One of my attendants told me a story of a client at her
other job. She works in a supportive setting for people will multiple
complicated disabilities, all of them wheelchair users and nonverbal to various
extents. One of her clients likes to go to
The Ex, an annual fair that invades Toronto
three weeks every August. Once dressed for the morning, she takes the regular accessible
bus and boots around the fairgrounds until late at night, managing to buy food
and find someone to feed her. Every year for the first week or so, the staff
will get calls from concerned police officers who are worried about the poor
girl who can’t talk being all alone. Staff will then have to explain about a
concept called "the dignity of choice" an eventually they stop
calling. I'm sure someone would argue that this woman’s life is a horrible one,
but she doesn't seem to know that.
Just because you can’t imagine
living with chronic pain doesn’t mean someone else won't be able to be a
productive member of society. Just because you can't imagine being happy if you
didn't have a normal IQ doesn't mean someone else in that situation can't be
joyful. Just because you can't imagine living with legs that don't work doesn't
mean someone else can't create a meaningful life from a seated view.

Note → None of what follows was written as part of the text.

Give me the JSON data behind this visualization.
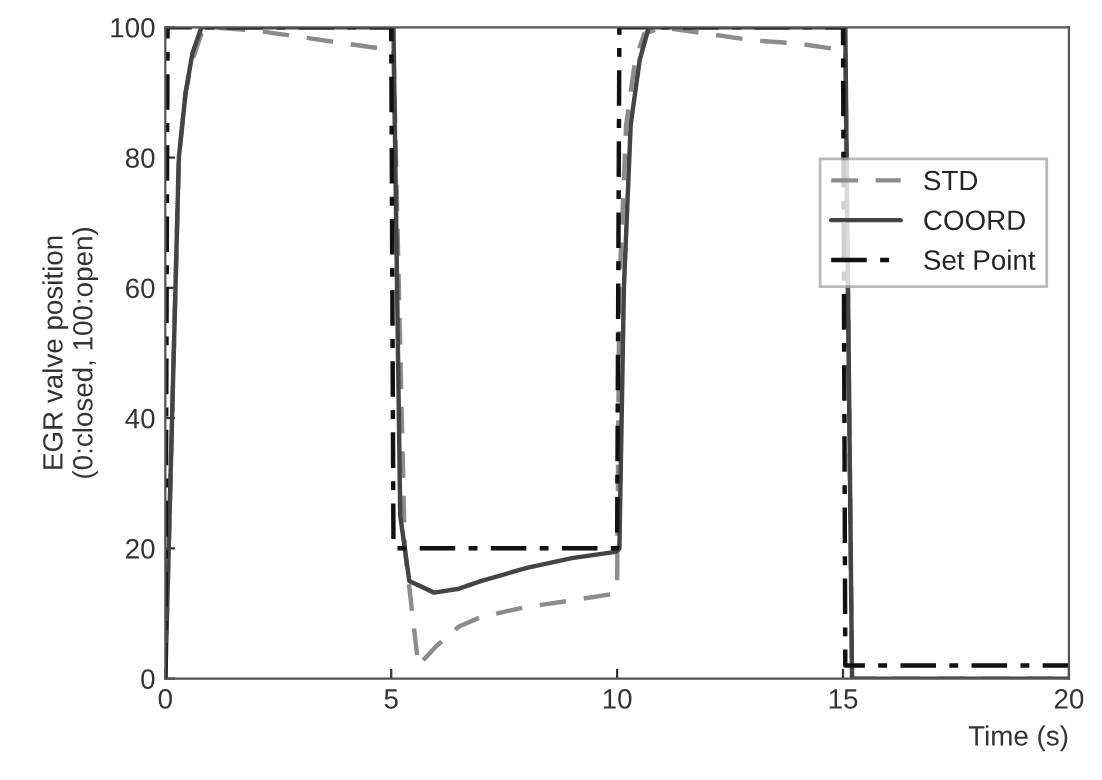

None of us are living happy lives "despite" our
circumstances, imagined to be so terrible. We have adapted and got on with life
just the way we are. And I will say another thing to these people of limited
imaginations: I feel sorry that your view of life is so narrow and so damaged
that you look at us and see nothing but
can’t.
See nothing but horror. So here we sit, both of us feeling sorry for the other
and that's fine. We have a right to differing opinions. But I am not arguing
that you should be killed because of your limitations. You, on the other hand, are
arguing that people who are not like you should be. And it reminds me of how
the Nazis started: with
killing people with disabilities and calling it
"mercy."
And you could argue that this is an isolated case, that
Tracy Latimer was just a girl who had a lot of challenges and many of them very
painful. That Janet and Jeffrey Corriveau are far beyond what most of us
would consider quality of life. And every time I mention feeling threatened. by
talk such as this, someone will tell me that I don't have to worry, I suppose
because of my IQ or because I have enough people around me who will protect me.
But here's the thing: where does it stop? If it is okay to kill Tracy or Janet
or Jeffrey, at which point does it become okay to
not give a girl with DownSyndrome a kidney transplant? And what if it were a heart transplant, would it
be okay to withhold that, too? And then what about people like me?
In the 16x9 report, Annette Corriveau says that she
believes if her children had a choice, they would use suicide. That she cannot
imagine anyone wanting to live like this. And that is the problem right there.
Because it is about her judgment of
what makes a good life. The Latimer case was about Robert Latimer’s judgment of
the value of his daughter's life. The "Canadian public opinion"
that is quoted in the 16x9 report as agreeing wholeheartedly with him is also
the judgment of the able-bodied people of "normal" intelligence. And
out there, not too far away, someone looks at me and thinks that if what has
happened to me happened to them, they would kill themselves.
Where do you draw the line? Who draws it? And how is it not
inevitably a presumption about the worth of a life that no one not living it
can imagine? There is a reason we have laws protecting people - especially vulnerable people - from the consequences of the judgments of others. Because the court of public opinion cannot always be trusted one of my favorite examples of this is that when interracial marriage was made legal in the US, 70% of the population disagreed with it. Someone - supposedly Gandhi - once said that you can judge a society by how it treats its most vulnerable. To my mind, believing you have no right to make a decision on behalf of others when you cannot imagine how they feel would be a good place to start.